Unsupervised methods are useful for revealing hidden structure, typically manifolds formed from data. On the contrary, supervised methods are effective for revealing the separability of classes. Linear-methods keep the linear structure of data but cannot express the manifold structures with varying curvature. On the other hand, nonlinear-methods can effectively catch the manifold structure but may produce fake structure which can mislead the analysts. Laplacian Eigenmaps (LEs), our main concerns, are, originally unsupervised, nonlinear mappings and preserve the neighbor relationship of data by graph Laplacians over adjacency graphs. In this paper, we propose a novel supervised LE, which combines feature and label information into a single neighborhood relation between data.

2 Related Works

In this section, we provide an overview of supervised LEs. So far, CCDR [2], Constraint Score [8], S-LapEig [4] and S-LE [6] have been proposed. In the following, the detail of each algorithm will be introduced. Note that some parameter symbols are changed from the original papers for keeping consistency through this paper. In fact, \(k\) is used in common for the number of nearest neighbors, \(\sigma ^{2}\) for a variance of an exponential, \(\tau ^{2}\) for a variance of a second exponential, \(\beta \) for a parameter on label-agreement, and \(\lambda \) for a parameter on the balance between feature space and label space information. In addition, necessary parameters of each algorithm are also shown with the name.

2.1 Laplacian Eigenmaps: LE(k) (Original LE)

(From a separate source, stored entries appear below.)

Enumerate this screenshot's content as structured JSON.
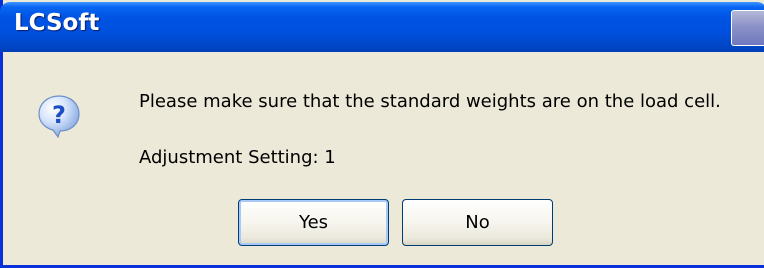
{
  "window": {
    "title": "LCSoft"
  },
  "dialog": {
    "icon": "question-icon",
    "message": "Please make sure that the standard weights are on the load cell.",
    "setting_text": "Adjustment Setting: 1"
  },
  "buttons": {
    "yes_label": "Yes",
    "no_label": "No"
  },
  "colors": {
    "titlebar": "#0054e3",
    "frame": "#0831d9",
    "dialog_background": "#ece9d8",
    "button_border": "#003c74",
    "icon_blue": "#2a5fd0"
  }
}
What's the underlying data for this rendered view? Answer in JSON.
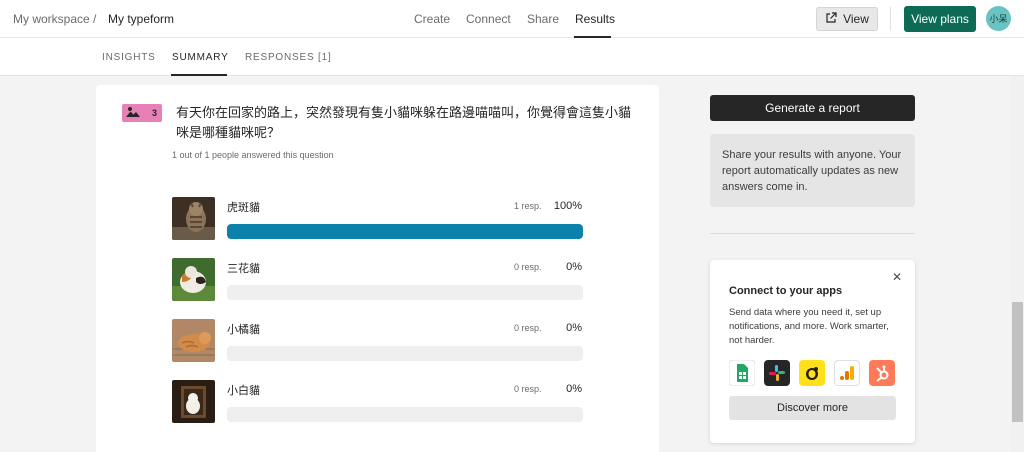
{
  "header": {
    "workspace": "My workspace",
    "separator": "/",
    "form_name": "My typeform",
    "nav": [
      "Create",
      "Connect",
      "Share",
      "Results"
    ],
    "view_label": "View",
    "plans_label": "View plans",
    "avatar_text": "小呆",
    "colors": {
      "plans": "#0d6b55",
      "avatar": "#69c3c3"
    }
  },
  "tabs": [
    "INSIGHTS",
    "SUMMARY",
    "RESPONSES [1]"
  ],
  "question": {
    "number": "3",
    "title": "有天你在回家的路上，突然發現有隻小貓咪躲在路邊喵喵叫，你覺得會這隻小貓咪是哪種貓咪呢？",
    "answered": "1 out of 1 people answered this question",
    "badge_color": "#e880b8",
    "options": [
      {
        "label": "虎斑貓",
        "resp": "1 resp.",
        "pct": "100%",
        "fill": 1.0,
        "image": "tabby-cat-photo"
      },
      {
        "label": "三花貓",
        "resp": "0 resp.",
        "pct": "0%",
        "fill": 0,
        "image": "calico-cat-photo"
      },
      {
        "label": "小橘貓",
        "resp": "0 resp.",
        "pct": "0%",
        "fill": 0,
        "image": "orange-cat-photo"
      },
      {
        "label": "小白貓",
        "resp": "0 resp.",
        "pct": "0%",
        "fill": 0,
        "image": "white-cat-photo"
      }
    ],
    "bar_color": "#0b81ac"
  },
  "sidebar": {
    "report_label": "Generate a report",
    "share_text": "Share your results with anyone. Your report automatically updates as new answers come in.",
    "apps": {
      "title": "Connect to your apps",
      "desc": "Send data where you need it, set up notifications, and more. Work smarter, not harder.",
      "discover_label": "Discover more",
      "icons": [
        "google-sheets-icon",
        "slack-icon",
        "mailchimp-icon",
        "google-analytics-icon",
        "hubspot-icon"
      ]
    }
  }
}
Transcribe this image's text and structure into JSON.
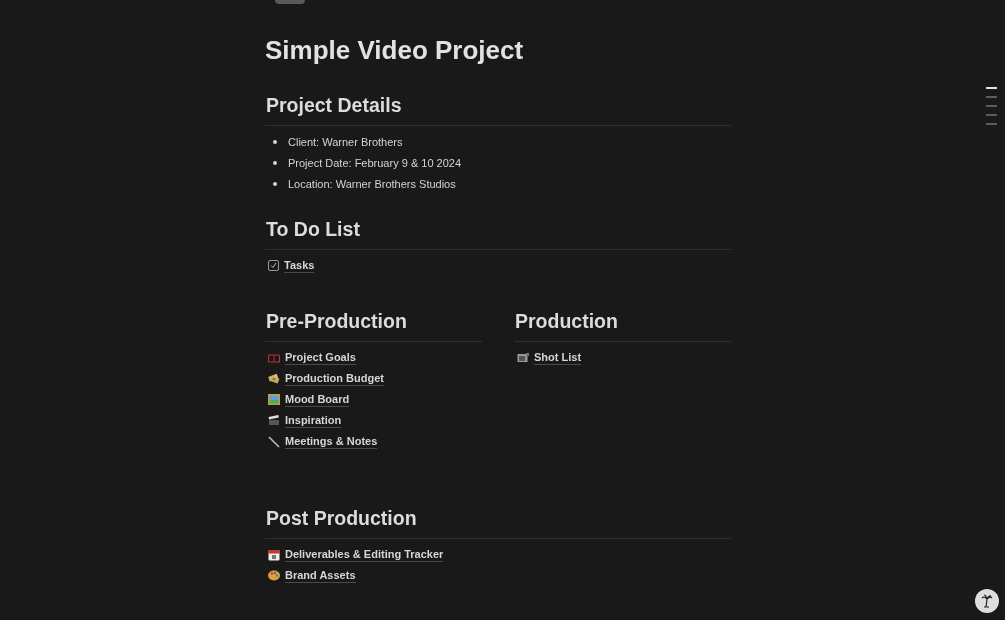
{
  "title": "Simple Video Project",
  "sections": [
    {
      "kind": "bullets",
      "heading": "Project Details",
      "items": [
        "Client: Warner Brothers",
        "Project Date: February 9 & 10 2024",
        "Location: Warner Brothers Studios"
      ]
    },
    {
      "kind": "todo",
      "heading": "To Do List",
      "items": [
        {
          "label": "Tasks",
          "checked": true
        }
      ]
    },
    {
      "kind": "columns",
      "columns": [
        {
          "heading": "Pre-Production",
          "links": [
            "Project Goals",
            "Production Budget",
            "Mood Board",
            "Inspiration",
            "Meetings & Notes"
          ]
        },
        {
          "heading": "Production",
          "links": [
            "Shot List"
          ]
        }
      ]
    },
    {
      "kind": "links",
      "heading": "Post Production",
      "links": [
        "Deliverables & Editing Tracker",
        "Brand Assets"
      ]
    }
  ],
  "toc": [
    {
      "selected": true
    },
    {
      "selected": false
    },
    {
      "selected": false
    },
    {
      "selected": false
    },
    {
      "selected": false
    }
  ]
}
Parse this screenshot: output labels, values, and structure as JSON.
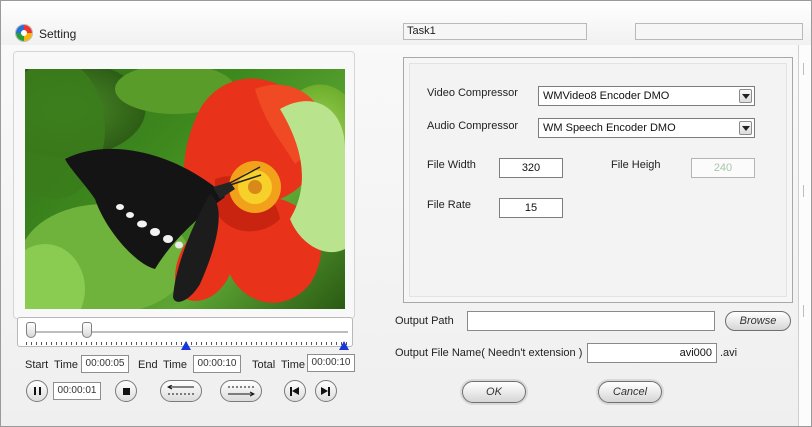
{
  "window": {
    "title": "Setting",
    "task_name": "Task1",
    "task_field_2": ""
  },
  "timeline": {
    "start_label": "Start",
    "end_label": "End",
    "total_label": "Total",
    "time_word": "Time",
    "start_time": "00:00:05",
    "end_time": "00:00:10",
    "total_time": "00:00:10",
    "current_time": "00:00:01",
    "thumb_start_fraction": 0.0,
    "thumb_current_fraction": 0.1,
    "end_marker_fraction": 0.5,
    "total_marker_fraction": 1.0
  },
  "settings": {
    "video_compressor_label": "Video Compressor",
    "video_compressor_value": "WMVideo8 Encoder DMO",
    "audio_compressor_label": "Audio Compressor",
    "audio_compressor_value": "WM Speech Encoder DMO",
    "file_width_label": "File Width",
    "file_width_value": "320",
    "file_height_label": "File Heigh",
    "file_height_value": "240",
    "file_rate_label": "File Rate",
    "file_rate_value": "15"
  },
  "output": {
    "path_label": "Output  Path",
    "path_value": "",
    "browse_label": "Browse",
    "name_label": "Output  File  Name( Needn't extension )",
    "name_value": "avi000",
    "extension": ".avi"
  },
  "actions": {
    "ok_label": "OK",
    "cancel_label": "Cancel"
  },
  "icons": {
    "app": "app-logo-icon",
    "pause": "pause-icon",
    "stop": "stop-icon",
    "set_start": "set-start-arrow-icon",
    "set_end": "set-end-arrow-icon",
    "prev": "skip-previous-icon",
    "next": "skip-next-icon",
    "dropdown": "chevron-down-icon"
  },
  "colors": {
    "marker": "#1a36d8",
    "disabled_text": "#a9c6a9"
  }
}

Given \(n\) data points \(\{\varvec{x}_i\}^n_{i=1}\) in a high-dimensional space \({\mathbb R}^{M}\), the original LE [1] maps them into points \(\{\varvec{z}_i\}^n_{i=1}\) in a low-dimensional space \({\mathbb R}^{m}\) on the basis of a neighbor relation represented by \(\{w_{ij}(\ge 0)\}^n_{i,j=1}\) over \(\{\varvec{x}_i\}^n_{i=1}\) in such a way to minimize

$$\begin{aligned} J_{\text{ LE }}=\sum _i\sum _j{||\varvec{z}_i-\varvec{z}_j||}^2w_{ij}. \end{aligned}$$
(1)

This formulation corresponds to graph Laplacian with the adjacency relation \(W=(w_{ij})\). Typically, \(W\) is given by

$$\begin{aligned} w_{ij}= {\left\{ \begin{array}{ll} \exp ( -\Vert \varvec{x}_i-\varvec{x}_j\Vert ^{2}/\sigma ^{2}) &{} (\varvec{x}_i \in \text{ kNN }(\varvec{x}_j ) \vee \varvec{x}_j \in \text{ kNN }(\varvec{x}_i))\\ 0 &{} \text{(otherwise) }\\ \end{array}\right. }, \end{aligned}$$

where \(\varvec{x}_i \in \text{ kNN }(\varvec{x}_{j})\) shows that \(\varvec{x}_i\) is a member of \(k\) nearest neighbors of \(\varvec{x}_j\).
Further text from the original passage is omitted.